Nas versões dos agentes, o rapper norte-americano “tentou apanhar a arma que tinha no colo” e “temeram pelas suas vidas”, mas o vídeo mostra uma versão completamente diferente. McCoy não representava uma ameaça e os agentes dispararam à queima roupa sem tentarem uma outra abordagem – foram chamados ao local por um homem estar inanimado num carro. Nos cinco minutos anteriores aos disparos, os agentes falaram entre si com vozes calmas. E, agora, a polícia de Vallejo está sob fortes críticas, com os seis agentes suspensos até à conclusão da investigação – medida de protocolo nestes casos.
Não é a primeira vez que dois dos agentes envolvidos na morte de McCoy se veem a braços com a justiça. Ryan McMahon foi responsável pela morte de um homem desarmado e enfrentava um processo cível nos tribunais norte-americanos por uso excessivo de força – o que não o impede de exercer a profissão, ao contrário das investigações e processos disciplinares. O segundo, Mark Thompson, também foi acusado de uso excessivo de força, acabando por chegar a acordo com a vítima – desfecho bastante comum neste género de processos.

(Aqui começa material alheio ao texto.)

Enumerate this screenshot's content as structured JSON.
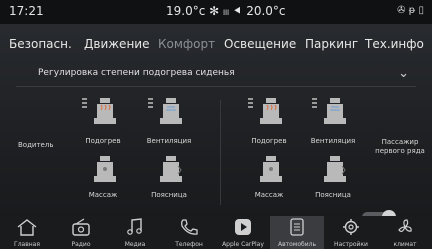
{
  "status": {
    "time": "17:21",
    "climate": "19.0°c ✻ ₗₗₗ ⯇ 20.0°c",
    "icons": "✇ ᵽ ▯"
  },
  "tabs": [
    {
      "label": "Безопасн."
    },
    {
      "label": "Движение"
    },
    {
      "label": "Комфорт",
      "active": true
    },
    {
      "label": "Освещение"
    },
    {
      "label": "Паркинг"
    },
    {
      "label": "Тех.инфо"
    }
  ],
  "section": {
    "title": "Регулировка степени подогрева сиденья"
  },
  "driver": {
    "label": "Водитель",
    "tiles": [
      {
        "label": "Подогрев"
      },
      {
        "label": "Вентиляция"
      },
      {
        "label": "Массаж"
      },
      {
        "label": "Поясница"
      }
    ]
  },
  "passenger": {
    "label": "Пассажир первого ряда",
    "tiles": [
      {
        "label": "Подогрев"
      },
      {
        "label": "Вентиляция"
      },
      {
        "label": "Массаж"
      },
      {
        "label": "Поясница"
      }
    ]
  },
  "nav": [
    {
      "label": "Главная",
      "icon": "home-icon"
    },
    {
      "label": "Радио",
      "icon": "radio-icon"
    },
    {
      "label": "Медиа",
      "icon": "music-icon"
    },
    {
      "label": "Телефон",
      "icon": "phone-icon"
    },
    {
      "label": "Apple CarPlay",
      "icon": "carplay-icon"
    },
    {
      "label": "Автомобиль",
      "icon": "car-settings-icon",
      "active": true
    },
    {
      "label": "Настройки",
      "icon": "gear-icon"
    },
    {
      "label": "климат",
      "icon": "fan-icon"
    }
  ],
  "colors": {
    "accent_active": "#8c8f93",
    "background": "#1e2023",
    "icon": "#b9b9b9"
  }
}
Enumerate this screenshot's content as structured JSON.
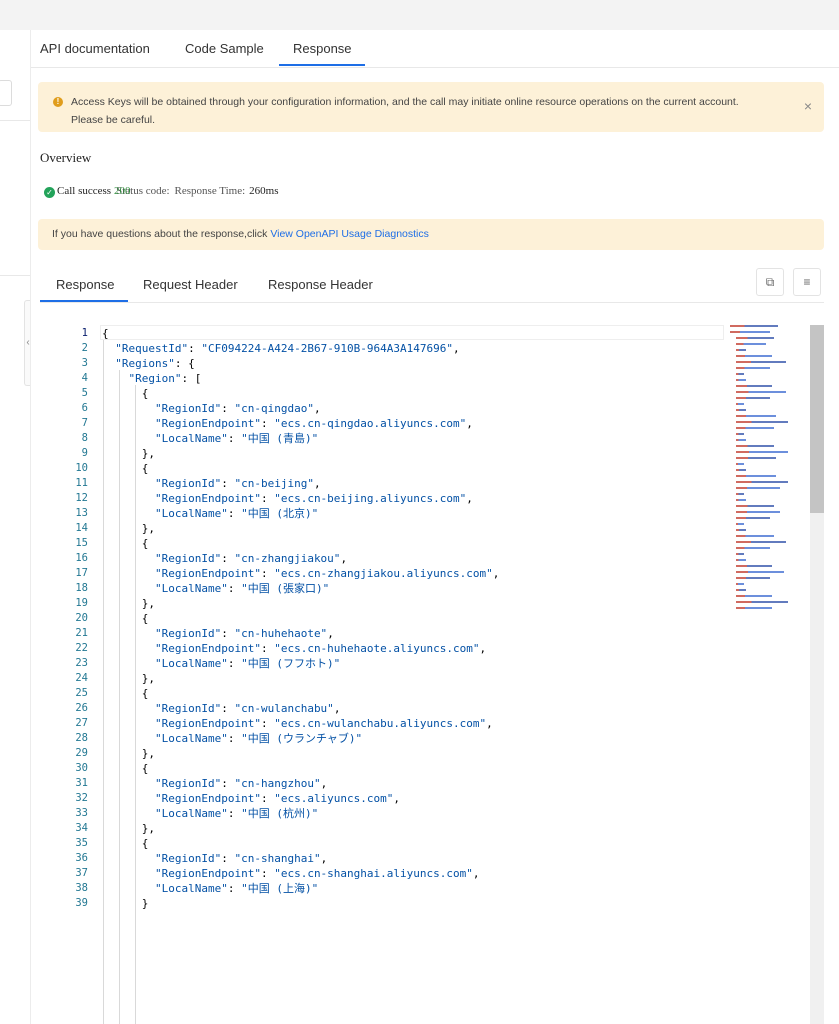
{
  "main_tabs": [
    "API documentation",
    "Code Sample",
    "Response"
  ],
  "warning": {
    "text": "Access Keys will be obtained through your configuration information, and the call may initiate online resource operations on the current account. Please be careful.",
    "close": "×"
  },
  "overview": {
    "title": "Overview",
    "call_status": "Call success",
    "status_code_label": "Status code:",
    "status_code": "200",
    "response_time_label": "Response Time:",
    "response_time": "260ms"
  },
  "hint": {
    "text": "If you have questions about the response,click ",
    "link": "View OpenAPI Usage Diagnostics"
  },
  "response_tabs": [
    "Response",
    "Request Header",
    "Response Header"
  ],
  "tool_icons": [
    "copy-icon",
    "format-icon"
  ],
  "colors": {
    "accent": "#1e6ee6",
    "warning_bg": "#fdf1d8",
    "success": "#23a35a",
    "json_key": "#0451a5",
    "line_number": "#237893"
  },
  "code_lines": [
    "{",
    "  \"RequestId\": \"CF094224-A424-2B67-910B-964A3A147696\",",
    "  \"Regions\": {",
    "    \"Region\": [",
    "      {",
    "        \"RegionId\": \"cn-qingdao\",",
    "        \"RegionEndpoint\": \"ecs.cn-qingdao.aliyuncs.com\",",
    "        \"LocalName\": \"中国 (青島)\"",
    "      },",
    "      {",
    "        \"RegionId\": \"cn-beijing\",",
    "        \"RegionEndpoint\": \"ecs.cn-beijing.aliyuncs.com\",",
    "        \"LocalName\": \"中国 (北京)\"",
    "      },",
    "      {",
    "        \"RegionId\": \"cn-zhangjiakou\",",
    "        \"RegionEndpoint\": \"ecs.cn-zhangjiakou.aliyuncs.com\",",
    "        \"LocalName\": \"中国 (張家口)\"",
    "      },",
    "      {",
    "        \"RegionId\": \"cn-huhehaote\",",
    "        \"RegionEndpoint\": \"ecs.cn-huhehaote.aliyuncs.com\",",
    "        \"LocalName\": \"中国 (フフホト)\"",
    "      },",
    "      {",
    "        \"RegionId\": \"cn-wulanchabu\",",
    "        \"RegionEndpoint\": \"ecs.cn-wulanchabu.aliyuncs.com\",",
    "        \"LocalName\": \"中国 (ウランチャブ)\"",
    "      },",
    "      {",
    "        \"RegionId\": \"cn-hangzhou\",",
    "        \"RegionEndpoint\": \"ecs.aliyuncs.com\",",
    "        \"LocalName\": \"中国 (杭州)\"",
    "      },",
    "      {",
    "        \"RegionId\": \"cn-shanghai\",",
    "        \"RegionEndpoint\": \"ecs.cn-shanghai.aliyuncs.com\",",
    "        \"LocalName\": \"中国 (上海)\"",
    "      }"
  ]
}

“Há milhares de vídeos no YouTube que mostram a má conduta da polícia, seja a bater em cidadãos ou a matá-los”, disse Marc McCoy, irmão mais velho de Willie, ao Guardian. “São ignorados. A polícia de Vallejo viu o vídeo e acha que não há nada de errado ou que os agentes fizeram alguma coisa de errado”, explicou.
Há muito que a comunidade afro-americana se sente perseguida e alvo de racismo pelas forças de segurança norte-americanas – a eleição de Barack Obama para a Casa Branca não atenuou esses sentimentos. Bem pelo contrário, têm crescido sem parar desde que agentes balearam mortalmente Michael Brown, de 18 anos, a 9 de agosto de 2014, em Fergunson, Missouri. Brown, que estava desarmado, foi baleado 18 vezes pelo agente Darren Wilson. Foi a gota de água num copo há muito a transbordar e protestos irromperam na cidade. Carros e lojas destruídos, pilhagens, confrontos com as autoridades. Wilson acabou por ser ilibado de qualquer crime e a raiva na comunidade cresceu ainda mais. Dontre Hamilton, Eric Garner, John Crawford III, Ezell Ford, Laquan McDonald, Akai Gurley, Tamir Rice, Antonio Martin, e Jerame Reid – são alguns dos nomes de afro-americanos mortos em circunstâncias semelhantes às de Brown só em 2014.
Com a morte de Brown em pano de fundo, um grupo de jovens começou a gritar num centro comercial “Black Lives Matter” (as vidas negras importam) em Fergunson e a partir daí a palavra de ordem pegou. Pegou tanto que nasceu um movimento social com esse nome. Aos poucos, criou raízes nas comunidades afro-americanas e acabou por ressuscitar o movimento pelos direitos civis dos afro-americanos da década de 60. Hoje, esse movimento está um pouco por todo o país.
Ganha força a cada novo vídeo nas redes sociais de agentes a usarem força excessiva ou a matarem afro-americanos desarmados – os vídeos do mata-leão que agentes fizeram a Eric Garner, afro-americano de 43 anos, em Nova Iorque, em 2014, ou a morte de Fredie Gray, afro-americano de 25 anos, quando estava sob custódia das autoridades – tornaram-se virais. O nome do movimento transformou-se numa hashtag mundialmente conhecida e os seus ativistas são sobretudo millennials com grande experiência nas redes sociais. E agora é um símbolo de luta por justiça, independentemente da etnia, religião, género ou orientação sexual. É um movimento alargado de quem não se sente representado e incluído na sociedade norte-americana.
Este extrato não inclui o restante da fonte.